陆抗心中暖意更甚,脸上的线条也柔和了许多,点头道:“有劳大司马挂心,抗一切安好。蜀地人杰地灵,抗正欲细细体味。”
两人又闲聊了几句蜀中的风土人情,气氛融洽。周围一些原本对陆抗还抱有几分观望或隔阂的官员,见到大司马如此礼遇陆抗,心中的那点芥蒂也不由得消散了几分。诸葛瞻此举,不仅安抚了陆抗,更是向所有人表明了朝廷对这位新归附重将的绝对信任与倚重。
就在这时,一个清朗的声音带着笑意传来:“思远!你原来在这,让孤好找!”
只见太子刘璿端着酒杯,笑吟吟地走了过来。他年岁也已褪去了不少青涩,身着太子常服,举止间已有几分储君的雍容气度。他因见诸葛瞻与陆抗所在之处相对僻静,周围并无其他官员,一时兴奋,便依着家宴习惯,脱口喊出了“思远”。
诸葛瞻与陆抗连忙起身。刘璿笑着摆手,正欲让他们不必多礼,目光扫过一旁的陆抗,瞬间意识到自己失言了。陆抗虽是重臣,但毕竟是新附之将,在此等场合,自己身为太子,应以官职称呼诸葛瞻方显庄重。他反应极快,脸上笑容不变,语气却自然而然地转换,带着储君的得体与敬重,接着说道:“大司马,陆车骑,孤是来敬二位一杯的。”
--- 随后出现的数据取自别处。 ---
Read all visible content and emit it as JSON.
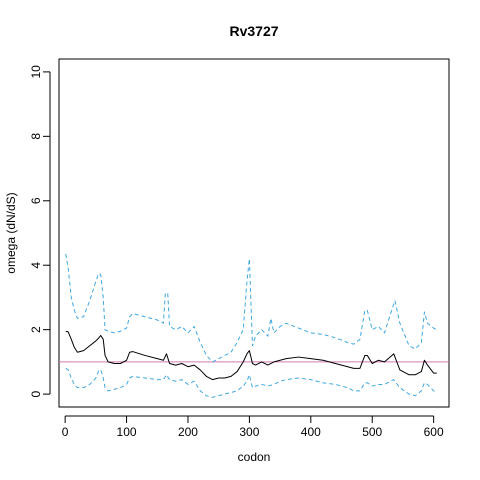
{
  "chart_data": {
    "type": "line",
    "title": "Rv3727",
    "xlabel": "codon",
    "ylabel": "omega (dN/dS)",
    "xlim": [
      -10,
      625
    ],
    "ylim": [
      -0.4,
      10.4
    ],
    "x_ticks": [
      0,
      100,
      200,
      300,
      400,
      500,
      600
    ],
    "y_ticks": [
      0,
      2,
      4,
      6,
      8,
      10
    ],
    "grid": false,
    "reference_line": {
      "y": 1,
      "color": "#d27ab8"
    },
    "series": [
      {
        "style": "solid",
        "color": "#000000",
        "points": [
          [
            1,
            1.95
          ],
          [
            5,
            1.93
          ],
          [
            10,
            1.7
          ],
          [
            15,
            1.45
          ],
          [
            20,
            1.3
          ],
          [
            30,
            1.35
          ],
          [
            40,
            1.5
          ],
          [
            50,
            1.65
          ],
          [
            55,
            1.75
          ],
          [
            58,
            1.82
          ],
          [
            62,
            1.7
          ],
          [
            65,
            1.2
          ],
          [
            70,
            1.0
          ],
          [
            80,
            0.95
          ],
          [
            90,
            0.95
          ],
          [
            100,
            1.05
          ],
          [
            105,
            1.3
          ],
          [
            110,
            1.32
          ],
          [
            130,
            1.2
          ],
          [
            150,
            1.1
          ],
          [
            160,
            1.05
          ],
          [
            165,
            1.25
          ],
          [
            170,
            0.95
          ],
          [
            180,
            0.9
          ],
          [
            190,
            0.95
          ],
          [
            200,
            0.85
          ],
          [
            210,
            0.9
          ],
          [
            220,
            0.75
          ],
          [
            230,
            0.55
          ],
          [
            240,
            0.45
          ],
          [
            250,
            0.5
          ],
          [
            260,
            0.5
          ],
          [
            270,
            0.55
          ],
          [
            280,
            0.7
          ],
          [
            290,
            1.0
          ],
          [
            296,
            1.25
          ],
          [
            300,
            1.35
          ],
          [
            305,
            0.95
          ],
          [
            310,
            0.9
          ],
          [
            320,
            1.0
          ],
          [
            330,
            0.9
          ],
          [
            340,
            1.0
          ],
          [
            350,
            1.05
          ],
          [
            360,
            1.1
          ],
          [
            380,
            1.15
          ],
          [
            400,
            1.1
          ],
          [
            420,
            1.05
          ],
          [
            440,
            0.95
          ],
          [
            460,
            0.85
          ],
          [
            470,
            0.8
          ],
          [
            480,
            0.8
          ],
          [
            488,
            1.2
          ],
          [
            492,
            1.2
          ],
          [
            500,
            0.95
          ],
          [
            510,
            1.05
          ],
          [
            520,
            1.0
          ],
          [
            535,
            1.25
          ],
          [
            545,
            0.75
          ],
          [
            560,
            0.6
          ],
          [
            570,
            0.6
          ],
          [
            580,
            0.7
          ],
          [
            585,
            1.05
          ],
          [
            590,
            0.9
          ],
          [
            600,
            0.65
          ],
          [
            605,
            0.65
          ]
        ]
      },
      {
        "style": "dashed",
        "color": "#3fa8e0",
        "points": [
          [
            1,
            4.35
          ],
          [
            5,
            3.9
          ],
          [
            10,
            3.0
          ],
          [
            15,
            2.6
          ],
          [
            20,
            2.35
          ],
          [
            30,
            2.4
          ],
          [
            40,
            2.9
          ],
          [
            50,
            3.5
          ],
          [
            55,
            3.75
          ],
          [
            58,
            3.7
          ],
          [
            62,
            3.0
          ],
          [
            65,
            2.0
          ],
          [
            70,
            1.95
          ],
          [
            80,
            1.9
          ],
          [
            90,
            1.95
          ],
          [
            100,
            2.05
          ],
          [
            105,
            2.4
          ],
          [
            110,
            2.5
          ],
          [
            130,
            2.4
          ],
          [
            150,
            2.3
          ],
          [
            160,
            2.2
          ],
          [
            163,
            3.1
          ],
          [
            167,
            3.15
          ],
          [
            170,
            2.1
          ],
          [
            180,
            2.0
          ],
          [
            190,
            2.1
          ],
          [
            200,
            1.9
          ],
          [
            210,
            2.1
          ],
          [
            220,
            1.6
          ],
          [
            230,
            1.2
          ],
          [
            240,
            1.0
          ],
          [
            250,
            1.1
          ],
          [
            260,
            1.2
          ],
          [
            270,
            1.3
          ],
          [
            280,
            1.6
          ],
          [
            290,
            2.0
          ],
          [
            296,
            3.5
          ],
          [
            300,
            4.2
          ],
          [
            305,
            1.5
          ],
          [
            310,
            1.8
          ],
          [
            320,
            2.0
          ],
          [
            330,
            1.8
          ],
          [
            335,
            2.35
          ],
          [
            340,
            1.9
          ],
          [
            350,
            2.1
          ],
          [
            360,
            2.2
          ],
          [
            380,
            2.05
          ],
          [
            400,
            1.9
          ],
          [
            420,
            1.85
          ],
          [
            440,
            1.75
          ],
          [
            460,
            1.6
          ],
          [
            470,
            1.55
          ],
          [
            480,
            1.7
          ],
          [
            488,
            2.6
          ],
          [
            492,
            2.6
          ],
          [
            500,
            2.0
          ],
          [
            510,
            2.1
          ],
          [
            520,
            1.9
          ],
          [
            530,
            2.5
          ],
          [
            537,
            2.9
          ],
          [
            545,
            2.2
          ],
          [
            560,
            1.5
          ],
          [
            570,
            1.4
          ],
          [
            580,
            1.6
          ],
          [
            585,
            2.55
          ],
          [
            590,
            2.2
          ],
          [
            600,
            2.05
          ],
          [
            605,
            2.0
          ]
        ]
      },
      {
        "style": "dashed",
        "color": "#3fa8e0",
        "points": [
          [
            1,
            0.8
          ],
          [
            5,
            0.75
          ],
          [
            10,
            0.5
          ],
          [
            15,
            0.3
          ],
          [
            20,
            0.2
          ],
          [
            30,
            0.2
          ],
          [
            40,
            0.3
          ],
          [
            50,
            0.5
          ],
          [
            55,
            0.75
          ],
          [
            58,
            0.75
          ],
          [
            62,
            0.5
          ],
          [
            65,
            0.2
          ],
          [
            70,
            0.1
          ],
          [
            80,
            0.15
          ],
          [
            90,
            0.2
          ],
          [
            100,
            0.3
          ],
          [
            105,
            0.5
          ],
          [
            110,
            0.55
          ],
          [
            130,
            0.5
          ],
          [
            150,
            0.45
          ],
          [
            160,
            0.45
          ],
          [
            165,
            0.6
          ],
          [
            170,
            0.45
          ],
          [
            180,
            0.4
          ],
          [
            190,
            0.45
          ],
          [
            200,
            0.3
          ],
          [
            210,
            0.4
          ],
          [
            220,
            0.1
          ],
          [
            230,
            -0.05
          ],
          [
            240,
            -0.1
          ],
          [
            250,
            -0.05
          ],
          [
            260,
            0.0
          ],
          [
            270,
            0.05
          ],
          [
            280,
            0.1
          ],
          [
            290,
            0.25
          ],
          [
            296,
            0.4
          ],
          [
            300,
            0.6
          ],
          [
            305,
            0.2
          ],
          [
            310,
            0.25
          ],
          [
            320,
            0.3
          ],
          [
            330,
            0.25
          ],
          [
            340,
            0.3
          ],
          [
            350,
            0.4
          ],
          [
            360,
            0.45
          ],
          [
            380,
            0.5
          ],
          [
            400,
            0.45
          ],
          [
            420,
            0.35
          ],
          [
            440,
            0.3
          ],
          [
            460,
            0.2
          ],
          [
            470,
            0.1
          ],
          [
            480,
            0.1
          ],
          [
            488,
            0.35
          ],
          [
            492,
            0.35
          ],
          [
            500,
            0.25
          ],
          [
            510,
            0.3
          ],
          [
            520,
            0.3
          ],
          [
            535,
            0.45
          ],
          [
            545,
            0.2
          ],
          [
            560,
            0.0
          ],
          [
            570,
            -0.05
          ],
          [
            580,
            0.1
          ],
          [
            585,
            0.35
          ],
          [
            590,
            0.3
          ],
          [
            600,
            0.1
          ],
          [
            605,
            0.1
          ]
        ]
      }
    ]
  }
}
刘璿看向诸葛瞻,眼中依旧是那份钦佩与亲近,言辞却已合乎礼制,“去岁若非大司马运筹帷幄,大将军与霍将军前线用命,焉能有我大汉今日之局面?陇西捷报传来时,父皇兴奋得一连几日都睡不好觉呢!”他又转向陆抗,态度谦和,“陆车骑深明大义,弃暗投明,实乃我大汉之幸。日后还望车骑将军与大司马一同,匡扶汉室。”
陆抗是何等精明之人,立刻察觉了这细微的称呼变化,心中对蜀汉皇室与诸葛瞻之间的关系有了更深的体会,同时也对太子刘璿的机敏与分寸感暗自点头。他躬身道:“殿下过誉,此乃臣等本分。臣必当竭尽全力,以报陛下、殿下与大司马信重。”
敬酒之后,刘璿很自然地在诸葛瞻身边坐下,挥退了想来伺候的内侍,显然是有话想与诸葛瞻单独谈谈。陆抗见状,识趣地举杯示意,言道要去与张侍中说几句话,便转身离去,将空间留给了这对君臣兼郎舅。
待陆抗走远,刘璿才稍稍放松了姿态,声音也压低了些,带着特有的憧憬与热切:“思远,如今陇西已定,科举新制也已颁行,我大汉可谓内外渐安,气象一新。你说,我们接下来,该如何走?何时才能……才能像光武皇帝那样,兴复大汉。”他的眼中闪烁着渴望的光芒,那是对功业、对复兴的无限向往。
诸葛瞻看着妻弟那充满朝气的脸庞,心中亦是感慨。他沉吟片刻,没有直接回答,而是反问道:“殿下以为,光武皇帝能中兴汉室,最关键者为何?”
刘璿想了想,道:“自是光武皇帝英明神武,麾下云台诸将能征善战。”
“此乃其一,而非全部。”诸葛瞻微微摇头,循循善诱,“光武皇帝起于微末,深知民间疾苦。其能成事,更在于‘柔道治国’,轻徭薄赋,整顿吏治,与民休息,故能得民心,聚人才,积国力。待根基稳固,时机成熟,方以雷霆之势,扫平群雄。”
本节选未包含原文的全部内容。